Let's see how much play this gets in the MSM...a court hands a huge defeat to wingnut talk shows and the GOP.
A federal judge who found it unconstitutional that Congress tried to cut funding to the activist group ACORN has rejected a government request to change her mind and has ordered government agencies to make it clear the funding isn't blocked.
In a written ruling Wednesday, U.S. District Judge Nina Gershon made permanent her conclusion last year that the cutoff of funding was unconstitutional. She ordered all federal agencies to put the word out about it.
The Brooklyn judge said ACORN was punished by Congress without the enactment of administrative processes to decide if money had been handled inappropriately. She said the harm to ACORN's reputation continues because the government never rescinded its advice to withhold funding after it was distributed to "hundreds, if not thousands, of recipients."
Last year, a series of videos filmed at ACORN offices around the country sparked a national scandal and helped drive the organization to near ruin. In one video, ACORN employees were shown apparently advising a couple posing as a prostitute and her boyfriend to lie about her profession and launder her earnings; Brooklyn prosecutors said they did not commit a crime.

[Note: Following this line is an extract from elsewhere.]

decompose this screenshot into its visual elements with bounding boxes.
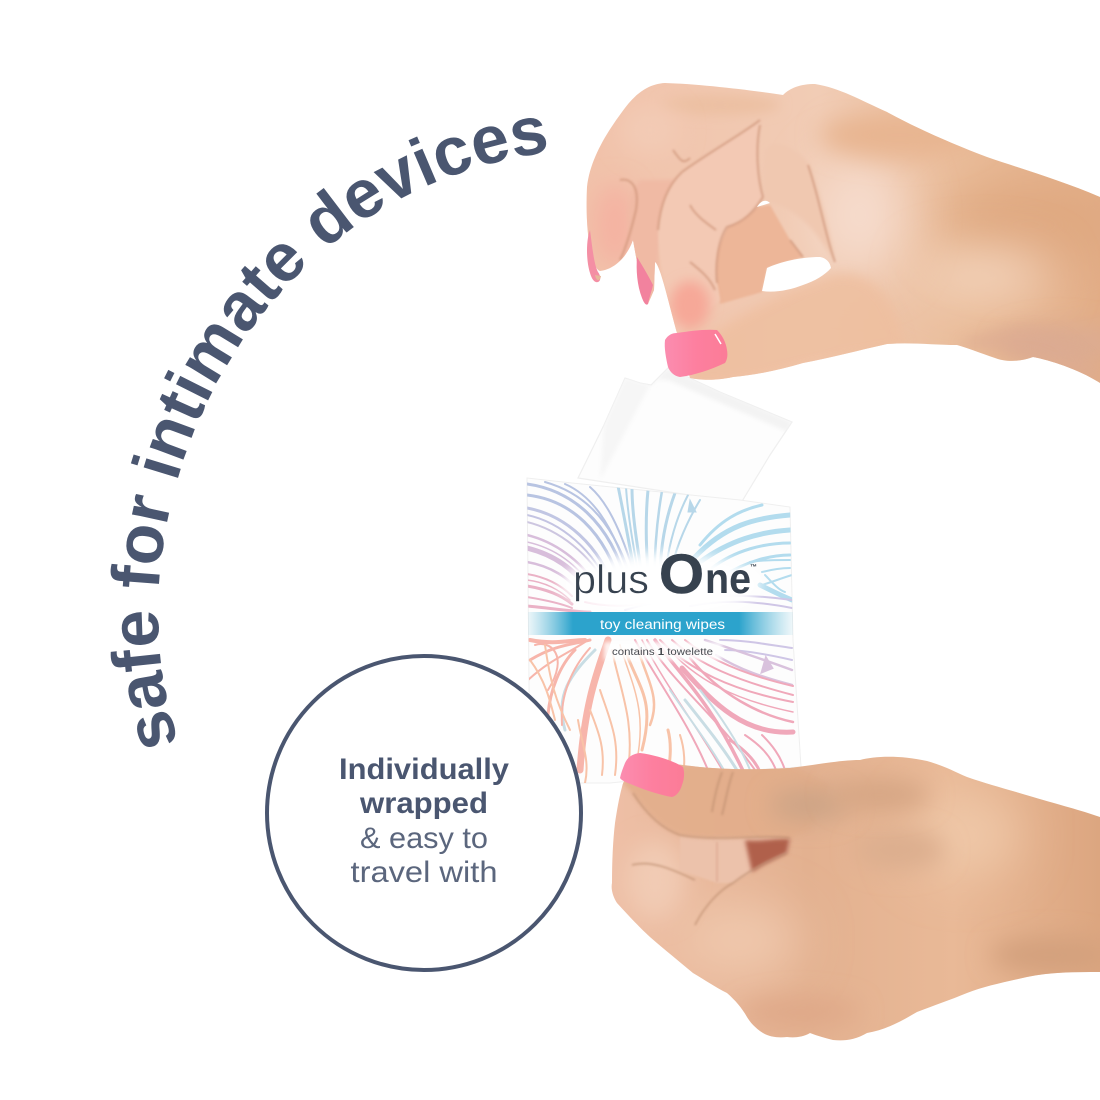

In asking the judge to reconsider her December ruling, the government cited a Dec. 7 report written by Scott Harshbarger, former attorney general for Massachusetts. It said the report "reinforces Congress' purpose in preventing fraud, waste and abuse" by describing ACORN's long-standing management problems.
The report concluded that ACORN leadership at every level was thin, the government noted.
The judge, however, wrote that it was "unmistakable that Congress determined ACORN's guilt before defunding it." She said Congress is entitled to investigate ACORN but cannot "rely on the negative results of a congressional or executive report as a rationale to impose a broad, punitive funding ban on a specific, named organization."